Kublai pergunta a Marco: - quando tornares ao Poente, repetirás à tua gente as mesmas histórias que me contas a mim?


- eu falo falo - diz Marco, - mas quem me ouve só fixa as pérolas que deseja. outra é a descrição do mundo a que dás benignos ouvidos, outra a que correrá os grupos de estivadores e gondoleiros nos canais da minha cidade no dia do meu regresso, e outra ainda a que poderei ditar em tardia idade, se fosse feito prisioneiro pelos piratas genoveses e posto a ferros na mesma cela com um escrivão de romances de aventuras, quem comanda o conto não é a voz: é o ouvido.


- às vezes parece que a tua voz me chega de longe, enquanto estou prisioneiro de um presente vistoso e invisível , em que todas as formas de convivência humana chegaram a um extremo do seu ciclo que não se podeimaginar que novas formas tomarão. e oiço pela tua voz as razões invisíveis de que viviam as cidades, e pelas quais talvez, depois da morte, reviverão."





CALVINO, Italo; As Cidades Invisíveis; Lisboa: Editorial Teorema; 2006


ISBN 972-695-374-X

2 comentários:

Dália Dias disse...

O LIVRO DO INVISÍVEL SILÊNCIO

O título As cidades invisíveis, o livro do italiano Italo Calvino (1923-1985), faz a solicitação de um trabalho de leitura fortemente activo, convidando quem se dispuser a participar na construção de uma série de mundos possíveis e, ao mesmo tempo, impossíveis. Estes mundos, configurados nas cidades imaginárias absolutamente fantasiosas, representam lugares que se revelam incapazes de gerar outros lugares que reconheçamos como realidades hipotéticas. Os lugares invisíveis apresentam-se, de facto, como bizarras arquitecturas suspensas, ocultas, subterrâneas ou transparentes. Têm nomes como Esmeraldina, Zaira ou Adelma.
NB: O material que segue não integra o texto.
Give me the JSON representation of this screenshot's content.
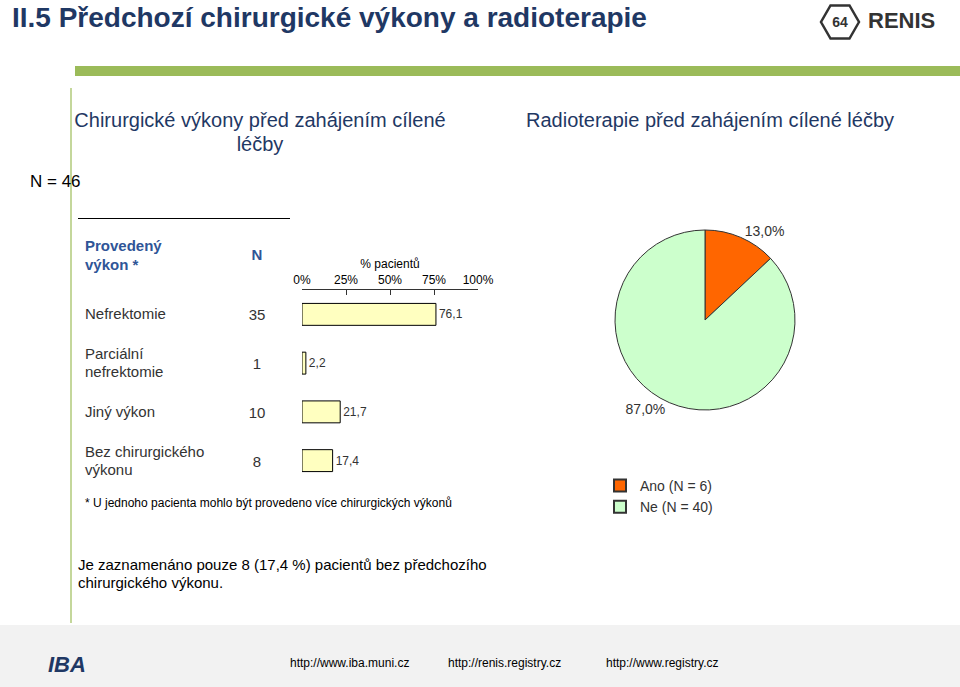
{
  "page": {
    "title": "II.5 Předchozí chirurgické výkony a radioterapie",
    "badge": "64",
    "brand": "RENIS",
    "n_total": "N = 46",
    "conclusion": "Je zaznamenáno pouze 8 (17,4 %) pacientů bez předchozího chirurgického výkonu.",
    "footer_links": [
      "http://www.iba.muni.cz",
      "http://renis.registry.cz",
      "http://www.registry.cz"
    ],
    "logo_text": "IBA"
  },
  "chart_data": [
    {
      "type": "bar",
      "title": "Chirurgické výkony před zahájením cílené léčby",
      "orientation": "horizontal",
      "category_header": "Provedený výkon *",
      "n_header": "N",
      "xlabel": "% pacientů",
      "categories": [
        "Nefrektomie",
        "Parciální nefrektomie",
        "Jiný výkon",
        "Bez chirurgického výkonu"
      ],
      "n": [
        35,
        1,
        10,
        8
      ],
      "values": [
        76.1,
        2.2,
        21.7,
        17.4
      ],
      "value_labels": [
        "76,1",
        "2,2",
        "21,7",
        "17,4"
      ],
      "xlim": [
        0,
        100
      ],
      "xticks": [
        {
          "value": 0,
          "label": "0%"
        },
        {
          "value": 25,
          "label": "25%"
        },
        {
          "value": 50,
          "label": "50%"
        },
        {
          "value": 75,
          "label": "75%"
        },
        {
          "value": 100,
          "label": "100%"
        }
      ],
      "color": "#ffffc0",
      "data_labels": true,
      "grid": false,
      "annotations": [
        "* U jednoho pacienta mohlo být provedeno více chirurgických výkonů"
      ]
    },
    {
      "type": "pie",
      "title": "Radioterapie před zahájením cílené léčby",
      "categories": [
        "Ano (N = 6)",
        "Ne (N = 40)"
      ],
      "values": [
        13.0,
        87.0
      ],
      "value_labels": [
        "13,0%",
        "87,0%"
      ],
      "colors": [
        "#ff6600",
        "#ccffcc"
      ],
      "data_labels": true,
      "legend": "bottom"
    }
  ]
}
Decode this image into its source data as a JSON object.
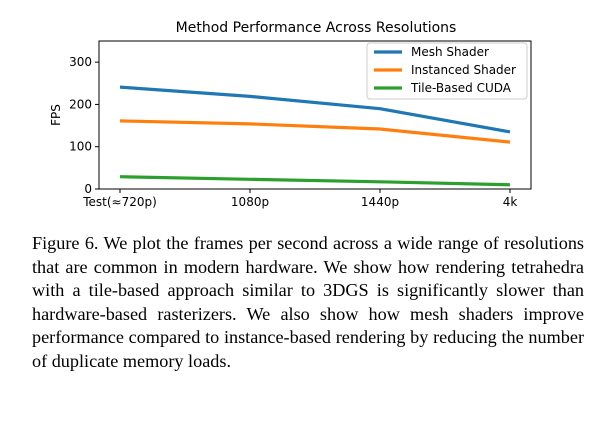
{
  "chart_data": {
    "type": "line",
    "title": "Method Performance Across Resolutions",
    "xlabel": "",
    "ylabel": "FPS",
    "categories": [
      "Test(≈720p)",
      "1080p",
      "1440p",
      "4k"
    ],
    "ylim": [
      0,
      350
    ],
    "yticks": [
      0,
      100,
      200,
      300
    ],
    "grid": false,
    "legend_position": "top-right",
    "series": [
      {
        "name": "Mesh Shader",
        "color": "#1f77b4",
        "values": [
          241,
          219,
          190,
          135
        ]
      },
      {
        "name": "Instanced Shader",
        "color": "#ff7f0e",
        "values": [
          161,
          154,
          142,
          111
        ]
      },
      {
        "name": "Tile-Based CUDA",
        "color": "#2ca02c",
        "values": [
          29,
          23,
          17,
          10
        ]
      }
    ]
  },
  "caption": {
    "text": "Figure 6. We plot the frames per second across a wide range of resolutions that are common in modern hardware. We show how rendering tetrahedra with a tile-based approach similar to 3DGS is significantly slower than hardware-based rasterizers. We also show how mesh shaders improve performance compared to instance-based rendering by reducing the number of duplicate memory loads."
  }
}
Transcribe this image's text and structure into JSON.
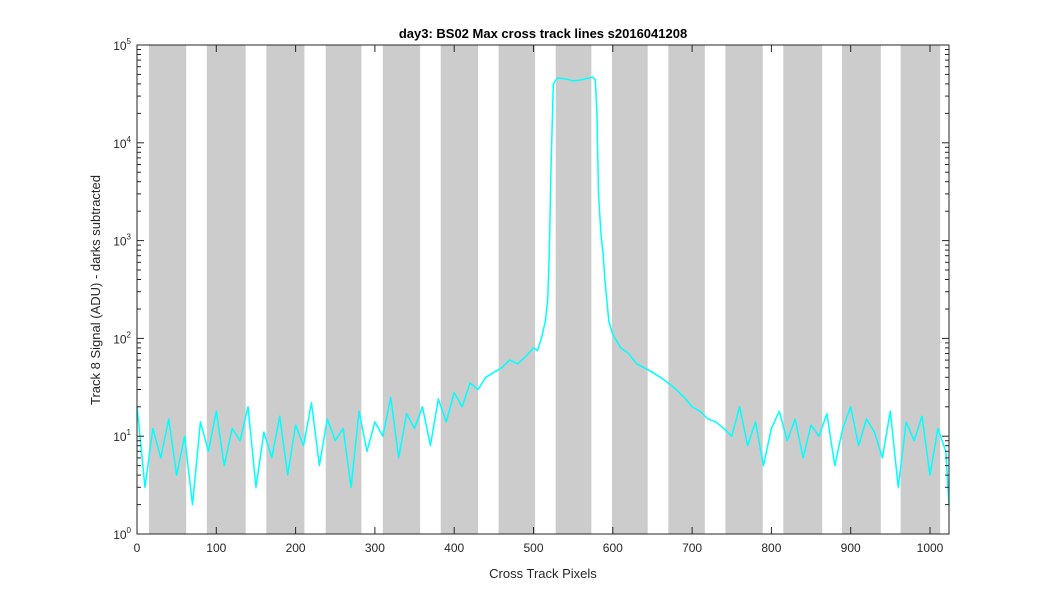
{
  "chart_data": {
    "type": "line",
    "title": "day3: BS02  Max cross track lines  s2016041208",
    "xlabel": "Cross Track Pixels",
    "ylabel": "Track 8 Signal (ADU) - darks subtracted",
    "xlim": [
      0,
      1024
    ],
    "ylim": [
      1,
      100000
    ],
    "y_scale": "log",
    "x_ticks": [
      0,
      100,
      200,
      300,
      400,
      500,
      600,
      700,
      800,
      900,
      1000
    ],
    "x_tick_labels": [
      "0",
      "100",
      "200",
      "300",
      "400",
      "500",
      "600",
      "700",
      "800",
      "900",
      "1000"
    ],
    "y_ticks": [
      1,
      10,
      100,
      1000,
      10000,
      100000
    ],
    "y_tick_labels": [
      {
        "base": "10",
        "exp": "0"
      },
      {
        "base": "10",
        "exp": "1"
      },
      {
        "base": "10",
        "exp": "2"
      },
      {
        "base": "10",
        "exp": "3"
      },
      {
        "base": "10",
        "exp": "4"
      },
      {
        "base": "10",
        "exp": "5"
      }
    ],
    "grid": false,
    "shaded_regions": {
      "color": "#cccccc",
      "ranges": [
        [
          15,
          62
        ],
        [
          88,
          137
        ],
        [
          163,
          211
        ],
        [
          238,
          283
        ],
        [
          310,
          357
        ],
        [
          383,
          430
        ],
        [
          456,
          502
        ],
        [
          528,
          573
        ],
        [
          599,
          644
        ],
        [
          670,
          716
        ],
        [
          742,
          789
        ],
        [
          815,
          864
        ],
        [
          889,
          938
        ],
        [
          963,
          1013
        ]
      ]
    },
    "series": [
      {
        "color": "#00ffff",
        "x": [
          0,
          5,
          10,
          20,
          30,
          40,
          50,
          60,
          70,
          80,
          90,
          100,
          110,
          120,
          130,
          140,
          150,
          160,
          170,
          180,
          190,
          200,
          210,
          220,
          230,
          240,
          250,
          260,
          270,
          280,
          290,
          300,
          310,
          320,
          330,
          340,
          350,
          360,
          370,
          380,
          390,
          400,
          410,
          420,
          430,
          440,
          450,
          460,
          470,
          480,
          490,
          500,
          505,
          510,
          515,
          518,
          520,
          522,
          525,
          530,
          540,
          550,
          560,
          570,
          575,
          578,
          580,
          582,
          585,
          588,
          590,
          595,
          600,
          610,
          620,
          630,
          640,
          650,
          660,
          670,
          680,
          690,
          700,
          710,
          720,
          730,
          740,
          750,
          760,
          770,
          780,
          790,
          800,
          810,
          820,
          830,
          840,
          850,
          860,
          870,
          880,
          890,
          900,
          910,
          920,
          930,
          940,
          950,
          960,
          970,
          980,
          990,
          1000,
          1010,
          1020,
          1024
        ],
        "y": [
          20,
          8,
          3,
          12,
          6,
          15,
          4,
          10,
          2,
          14,
          7,
          18,
          5,
          12,
          9,
          20,
          3,
          11,
          6,
          16,
          4,
          13,
          8,
          22,
          5,
          15,
          9,
          12,
          3,
          18,
          7,
          14,
          10,
          25,
          6,
          17,
          12,
          20,
          8,
          24,
          14,
          28,
          20,
          35,
          30,
          40,
          45,
          50,
          60,
          55,
          65,
          80,
          75,
          100,
          150,
          250,
          800,
          5000,
          40000,
          46000,
          45000,
          43000,
          44000,
          46000,
          47000,
          44000,
          20000,
          3000,
          1200,
          700,
          400,
          150,
          110,
          80,
          70,
          55,
          50,
          45,
          40,
          35,
          30,
          25,
          20,
          18,
          15,
          14,
          12,
          10,
          20,
          8,
          14,
          5,
          12,
          18,
          9,
          15,
          6,
          13,
          10,
          17,
          5,
          12,
          20,
          8,
          15,
          11,
          6,
          18,
          3,
          14,
          9,
          16,
          4,
          12,
          7,
          2
        ]
      }
    ]
  }
}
Eles são constituidos, na verdade, pelas cidades descritas/inventadas pelo viajante veneziano Marco Polo, que conta ao imperador dos tártaros, Kublai Kan, o que terá visto ao longo das suas fabulosas missões.
O percurso de leitura que aqui sugerimos assenta numa observação óbvia: se as cidades são invisíveis, então como podem ser descritas? Como poderão ter sido vistas por um homem, no caso o viajante renascentista da rota da seda? Por outro lado, como diz o narrador – que esclarece qual é o dialogante dispositivo narrativo das histórias de Marco Polo, aquela voz sem rosto cuja presença fica assinalada nos capítulos em itálico –, “nada garante que Kublai Kan acredite em tudo o que diz Marco Polo....”
Parece-nos que tais cidades não têm outra existência que não seja a da própria linguagem e tais arquitecturas são modelos verbais apenas capazes de corresponder a imagens de pensamento que vamos construindo e reconhecendo. Tal como acontece com as perspectivas de M. C. Escher – que desenhava impossíveis casas, impossíveis arquitecturas e impossíveis mundos visuais – estes lugares são lugares de renúncia, consequentemente abandonados enquanto tentativa de conhecimento e compreensão. Talvez por isso quem deles fala seja o mais famoso viajante de sempre, aquele que sabe melhor do que ninguém que viajar, como escreveu Pessoa, é perder países e ser outro constantemente.
Explica-se, pois, por que razão, no original e inclassificável livro de Calvino, a sucessão de curtos capítulos em itálico assume um papel fundamental. O narrador neles vai dando conta da transformação da relação entre as duas personagens dialogantes. Ficamos então na posse de uma série de dados importantes: no início Kublai Kan escutava o mercador sem perceber a língua em que ele falava, deixando-se somente embalar pela sua exuberante gestualidade e pelos gritos que lhe ouvia. À medida que Marco Polo foi dominando a língua tártara, o imperador ia decifrando melhor os sinais, mas pouco entendia do nexo que entre eles se estabelecia. Tal obscuridade era particularmente estimulante e Kublai Kan preferia ainda assim os relatórios de Polo a qualquer um feito pelos outros seus emissários. No suposto diálogo estabelecido o mercador imaginava responder aos anseios do imperador e este, por sua vez, imaginava que lhe respondiam. Com o crescer do entendimento entre eles, durante as suas conversas, iam permanecendo a maior parte do tempo calados e imóveis. A partir de certa altura, Kublai Kan começa também a descrever cidades que nunca tinha visto...
Regressemos então à invisibilidade de todas estas cidades. A sua condição assinala, afinal, o reconhecimento do impossível da representação, pela linguagem, de qualquer cidade, sejam as imaginadas por Marco Polo, seja a sua adorada Veneza. O que aqui se interroga, e corresponde a uma das linhas de leitura deste livro e em boa parte da obra de Calvino, é o poder evocativo da linguagem, ou ainda o valor testemunhal de um relato que represente absolutamente qualquer mundo.
Na linguagem nada é transparente, mesmo quando parece sê-lo. Não custa admitir, portanto, que no mágico labirinto simbólico que as narrações do mercador foram criando, acabasse por imperar o silêncio, último reduto do atlas imaginário das invisíveis cidades, na sua existência de palavras.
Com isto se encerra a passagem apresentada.